Come 2012, be prepared for more product disclosure requirements. Be ready also to chuck big commissions on sales. These were key take-aways from discussions I had with advisors while researching my 2012 forecast feature, which begins on page 54.
Leon Rousso, a financial planner and principal of Leon Rousso & Associates Inc., Ventura Calif., says the disclosures required of agents—as to policy features and disclaimers, conflicts of interest and compensation resulting from a product sale or advisory services—have grown in recent years. And they’re likely to become still more onerous next year.
A key reason for this is implementation of a single fiduciary standard for registered investment advisors and broker-dealers. The Securities and Exchange Commission is expected to issue a proposed rule in 2012 that will “harmonize” the standard of care governing RIAs and broker-dealers.
Yes, as SEC Chairman Mary Shapiro suggested in December, there may be accommodations in the proposed rule for captive or career agents who, beholden to the contractual obligations or sales quotas of their carriers, have less leeway to recommend third-party products than do independent advisors. Nonetheless, change is afoot, and agents would do well to revisit a chief concern of regulators: financial incentives to recommend certain products.
Whatever the final language of the rule, the new standard will, I expect, prompt many producers to jettison front-loaded or “heaped” first-year commissions in favor of “levelized” or “trailing” commissions that pay out over the life of a policy. This change will more closely align compensation with a key goal of a harmonized standard: to put the client’s interests first.
Shifting to trailing commissions, as Russo suggests, may also allow agents access to more competitive products. Consider, for example, the contingent deferred sales charge periods (surrender charge periods) on annuity contracts, which typically last between three and nine years after the sale. The surrender charge is assessed to reimburse the insurer for costs connected with marketing an annuity, including the commission paid.
If less commission is paid up-front, then the annuity provider may have greater flexibility to reduce the surrender charge period or, alternatively, the penalty amount. Indeed, many carriers now offer no-load products that come without a surrender charge. The companies can forgo the penalty because the products, targeted to fee-based advisors, pay no commission.
This was a point that producers brought to my attention in 2009 as I was researching an article for Annuity Sales Buzz, an e-newsletter then published by National Underwriter. As I noted in the feature, the type and amount of annuity commissions can impact features in multiple ways.

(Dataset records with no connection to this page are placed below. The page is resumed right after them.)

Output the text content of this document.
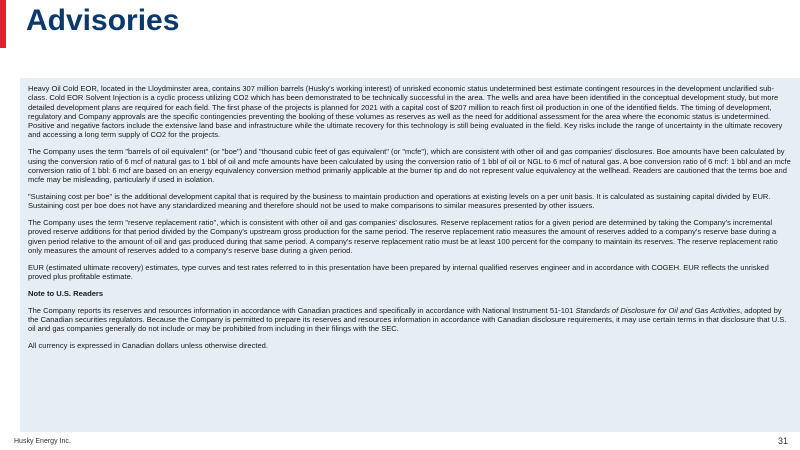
Advisories

Heavy Oil Cold EOR, located in the Lloydminster area, contains 307 million barrels (Husky's working interest) of unrisked economic status undetermined best estimate contingent resources in the development unclarified sub-class. Cold EOR Solvent Injection is a cyclic process utilizing CO2 which has been demonstrated to be technically successful in the area. The wells and area have been identified in the conceptual development study, but more detailed development plans are required for each field. The first phase of the projects is planned for 2021 with a capital cost of $207 million to reach first oil production in one of the identified fields. The timing of development, regulatory and Company approvals are the specific contingencies preventing the booking of these volumes as reserves as well as the need for additional assessment for the area where the economic status is undetermined. Positive and negative factors include the extensive land base and infrastructure while the ultimate recovery for this technology is still being evaluated in the field. Key risks include the range of uncertainty in the ultimate recovery and accessing a long term supply of CO2 for the projects.

The Company uses the term "barrels of oil equivalent" (or "boe") and "thousand cubic feet of gas equivalent" (or "mcfe"), which are consistent with other oil and gas companies' disclosures. Boe amounts have been calculated by using the conversion ratio of 6 mcf of natural gas to 1 bbl of oil and mcfe amounts have been calculated by using the conversion ratio of 1 bbl of oil or NGL to 6 mcf of natural gas. A boe conversion ratio of 6 mcf: 1 bbl and an mcfe conversion ratio of 1 bbl: 6 mcf are based on an energy equivalency conversion method primarily applicable at the burner tip and do not represent value equivalency at the wellhead. Readers are cautioned that the terms boe and mcfe may be misleading, particularly if used in isolation.

"Sustaining cost per boe" is the additional development capital that is required by the business to maintain production and operations at existing levels on a per unit basis. It is calculated as sustaining capital divided by EUR. Sustaining cost per boe does not have any standardized meaning and therefore should not be used to make comparisons to similar measures presented by other issuers.

The Company uses the term "reserve replacement ratio", which is consistent with other oil and gas companies' disclosures. Reserve replacement ratios for a given period are determined by taking the Company's incremental proved reserve additions for that period divided by the Company's upstream gross production for the same period. The reserve replacement ratio measures the amount of reserves added to a company's reserve base during a given period relative to the amount of oil and gas produced during that same period. A company's reserve replacement ratio must be at least 100 percent for the company to maintain its reserves. The reserve replacement ratio only measures the amount of reserves added to a company's reserve base during a given period.

EUR (estimated ultimate recovery) estimates, type curves and test rates referred to in this presentation have been prepared by internal qualified reserves engineer and in accordance with COGEH. EUR reflects the unrisked proved plus profitable estimate.

Note to U.S. Readers

The Company reports its reserves and resources information in accordance with Canadian practices and specifically in accordance with National Instrument 51-101 Standards of Disclosure for Oil and Gas Activities, adopted by the Canadian securities regulators. Because the Company is permitted to prepare its reserves and resources information in accordance with Canadian disclosure requirements, it may use certain terms in that disclosure that U.S. oil and gas companies generally do not include or may be prohibited from including in their filings with the SEC.

All currency is expressed in Canadian dollars unless otherwise directed.

Husky Energy Inc.	31
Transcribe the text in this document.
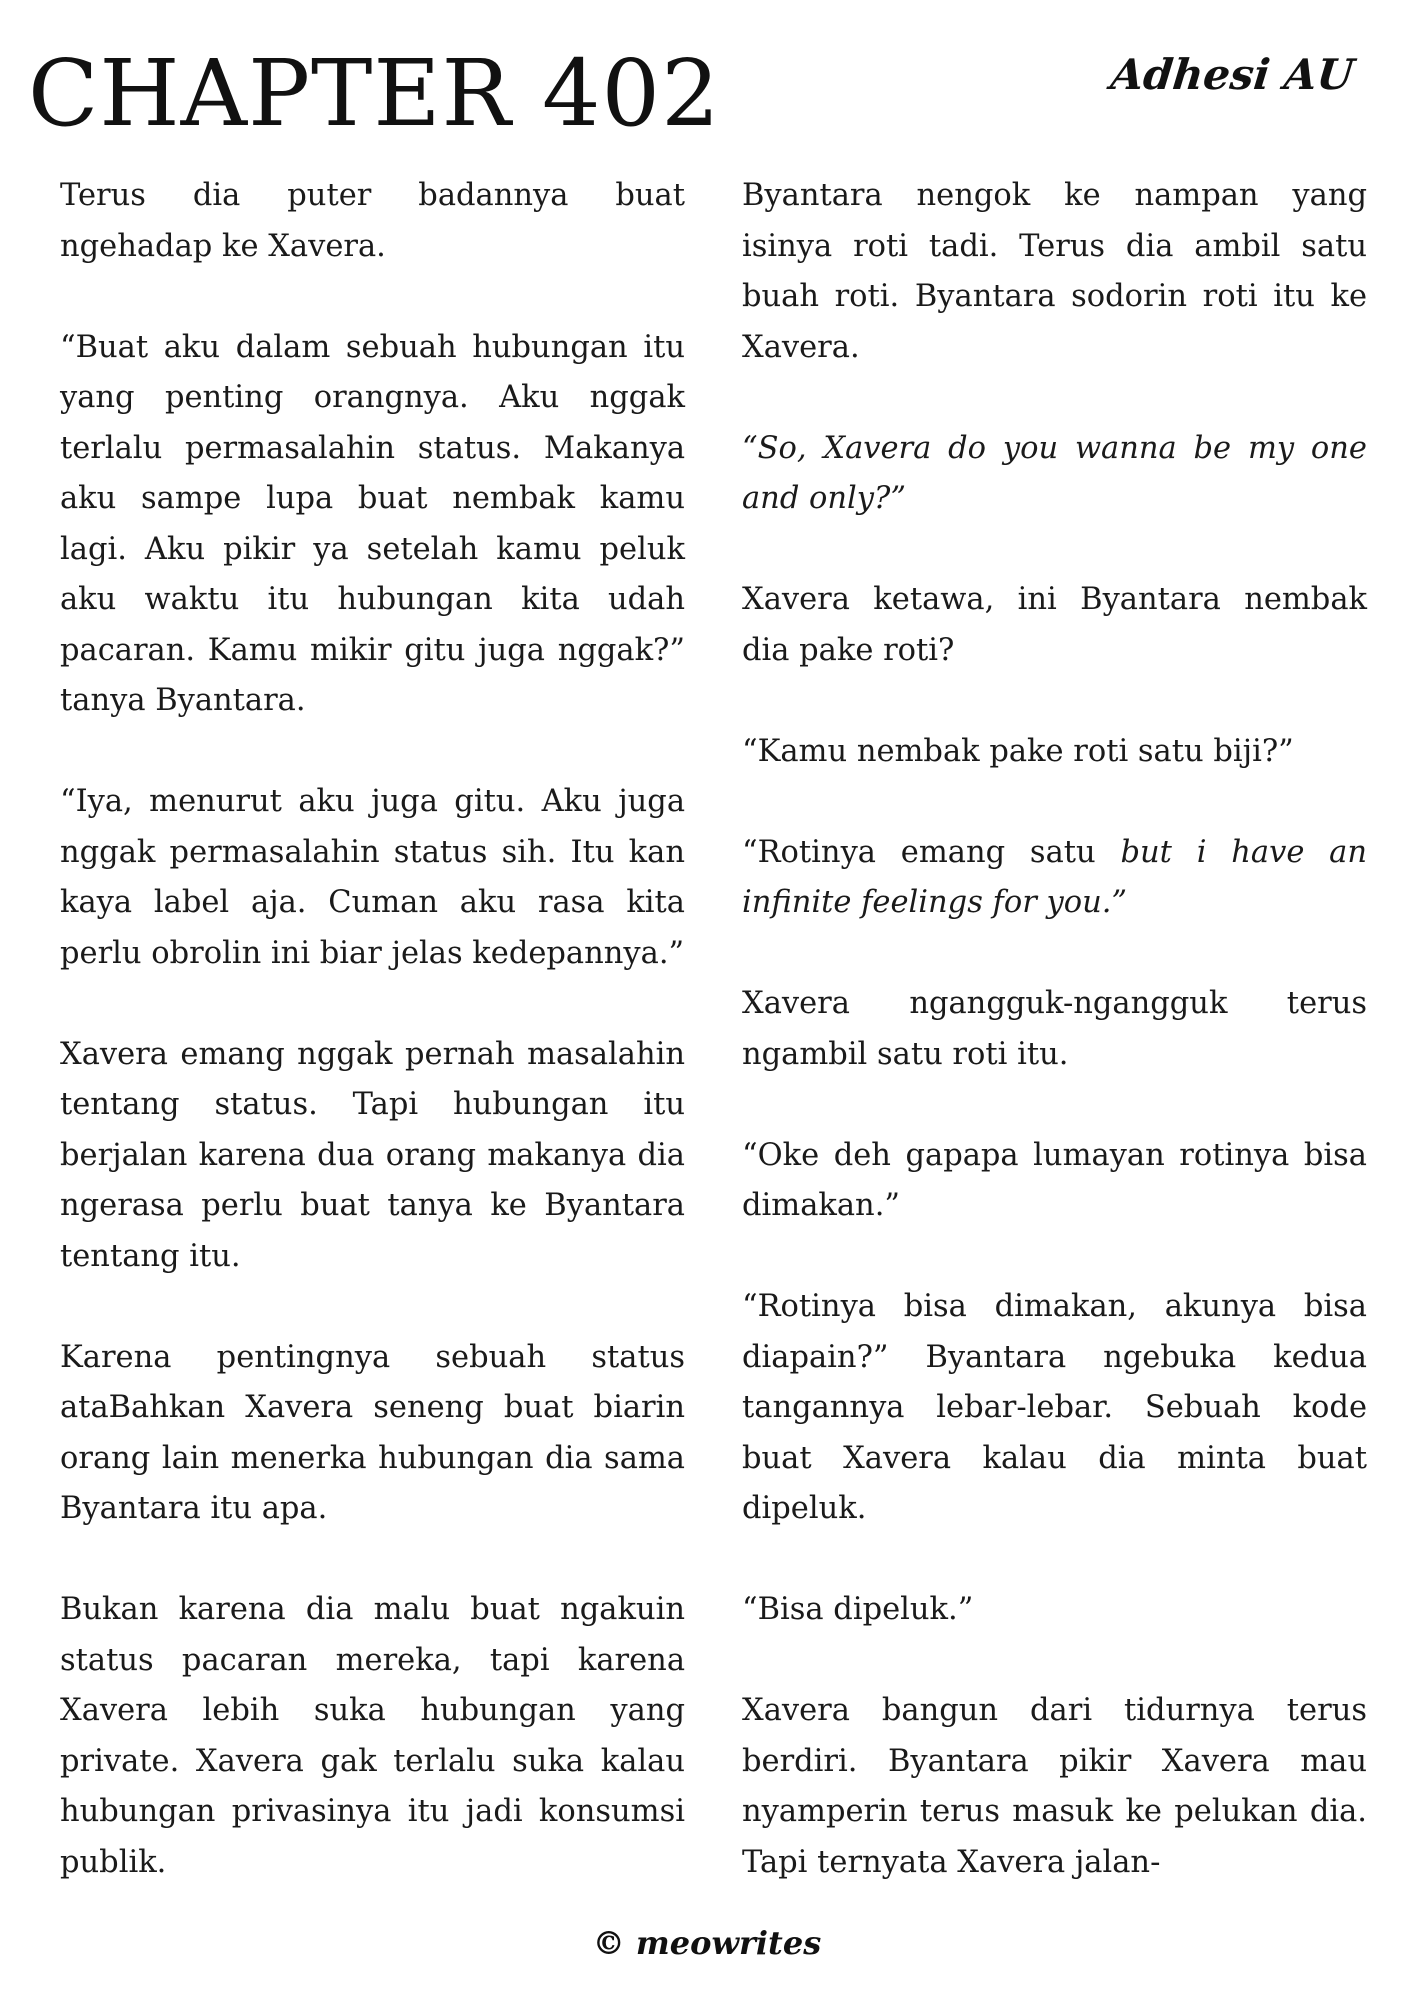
CHAPTER 402	Adhesi AU

Terus dia puter badannya buat ngehadap ke Xavera.

“Buat aku dalam sebuah hubungan itu yang penting orangnya. Aku nggak terlalu permasalahin status. Makanya aku sampe lupa buat nembak kamu lagi. Aku pikir ya setelah kamu peluk aku waktu itu hubungan kita udah pacaran. Kamu mikir gitu juga nggak?” tanya Byantara.

“Iya, menurut aku juga gitu. Aku juga nggak permasalahin status sih. Itu kan kaya label aja. Cuman aku rasa kita perlu obrolin ini biar jelas kedepannya.”

Xavera emang nggak pernah masalahin tentang status. Tapi hubungan itu berjalan karena dua orang makanya dia ngerasa perlu buat tanya ke Byantara tentang itu.

Karena pentingnya sebuah status ataBahkan Xavera seneng buat biarin orang lain menerka hubungan dia sama Byantara itu apa.

Bukan karena dia malu buat ngakuin status pacaran mereka, tapi karena Xavera lebih suka hubungan yang private. Xavera gak terlalu suka kalau hubungan privasinya itu jadi konsumsi publik.

Byantara nengok ke nampan yang isinya roti tadi. Terus dia ambil satu buah roti. Byantara sodorin roti itu ke Xavera.

“So, Xavera do you wanna be my one and only?”

Xavera ketawa, ini Byantara nembak dia pake roti?

“Kamu nembak pake roti satu biji?”

“Rotinya emang satu but i have an infinite feelings for you.”

Xavera ngangguk-ngangguk terus ngambil satu roti itu.

“Oke deh gapapa lumayan rotinya bisa dimakan.”

“Rotinya bisa dimakan, akunya bisa diapain?” Byantara ngebuka kedua tangannya lebar-lebar. Sebuah kode buat Xavera kalau dia minta buat dipeluk.

“Bisa dipeluk.”

Xavera bangun dari tidurnya terus berdiri. Byantara pikir Xavera mau nyamperin terus masuk ke pelukan dia. Tapi ternyata Xavera jalan-

© meowrites
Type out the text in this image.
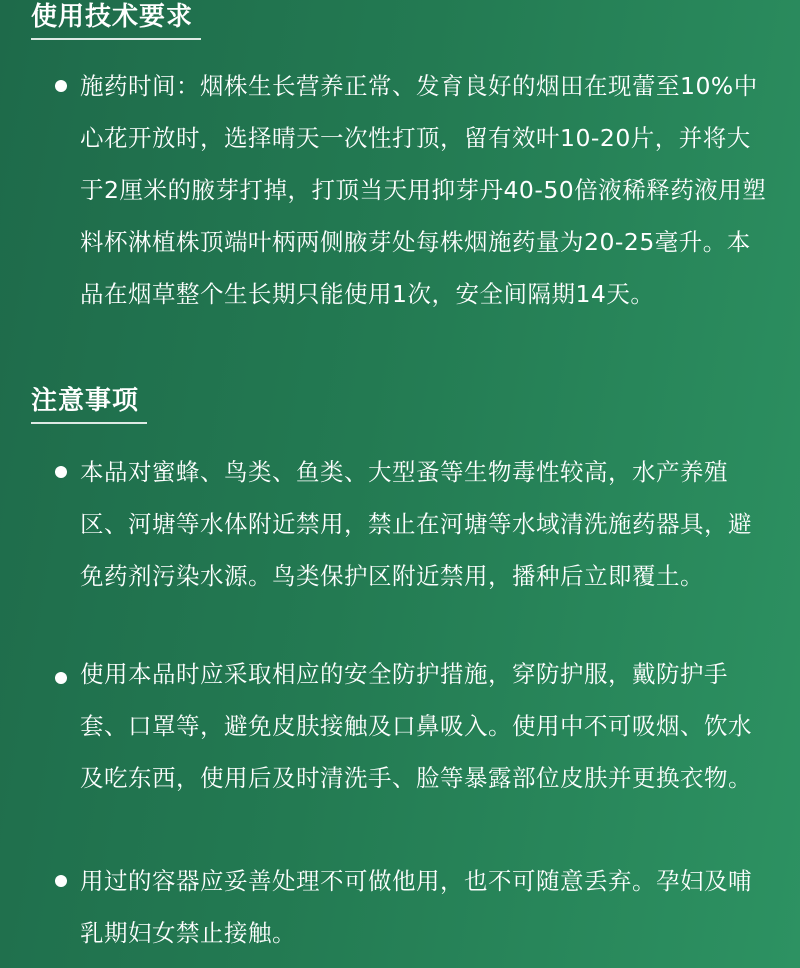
使用技术要求
施药时间：烟株生长营养正常、发育良好的烟田在现蕾至10%中心花开放时，选择晴天一次性打顶，留有效叶10-20片，并将大于2厘米的腋芽打掉，打顶当天用抑芽丹40-50倍液稀释药液用塑料杯淋植株顶端叶柄两侧腋芽处每株烟施药量为20-25毫升。本品在烟草整个生长期只能使用1次，安全间隔期14天。
注意事项
本品对蜜蜂、鸟类、鱼类、大型蚤等生物毒性较高，水产养殖区、河塘等水体附近禁用，禁止在河塘等水域清洗施药器具，避免药剂污染水源。鸟类保护区附近禁用，播种后立即覆土。
使用本品时应采取相应的安全防护措施，穿防护服，戴防护手套、口罩等，避免皮肤接触及口鼻吸入。使用中不可吸烟、饮水及吃东西，使用后及时清洗手、脸等暴露部位皮肤并更换衣物。
用过的容器应妥善处理不可做他用，也不可随意丢弃。孕妇及哺乳期妇女禁止接触。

In addition to lengthening a surrender charge period, a higher than average payout to the producer may result in a market value adjustment should the client fail to annuitize the contract. A high payout may also reduce the interest credited to the client’s account.
A Better Business Model
The bottom line: By accepting reduced commissions on individual sales, producers can avail clients of more attractive products. Better products, in turn, translate to increased sales and, over time, greater commissions in the aggregate.
Levelized commissions also make for a more sustainable business model, for each product sales adds one more incremental income stream to cash flow. At a certain point, the producer can live comfortably on the accumulated payouts. That beats having to depend on the next policy sale with all the psychological pressures this may entail for the agent—not least among them the urge to embellish or omit information that might present products in a more favorable light than is justified—to meet monthly expenses.
Of course, transitioning to trailing commissions can be a long-term proposition, and likely not feasible for the new agent. But the sooner that veteran producers make this transition, if necessary by combined levelized commissions with fees for advisory services, the better positioned they’ll be to surmount obstacles—the fragile economy and the SEC’s impending fiduciary standard come to mind—that might otherwise negatively impact their practices.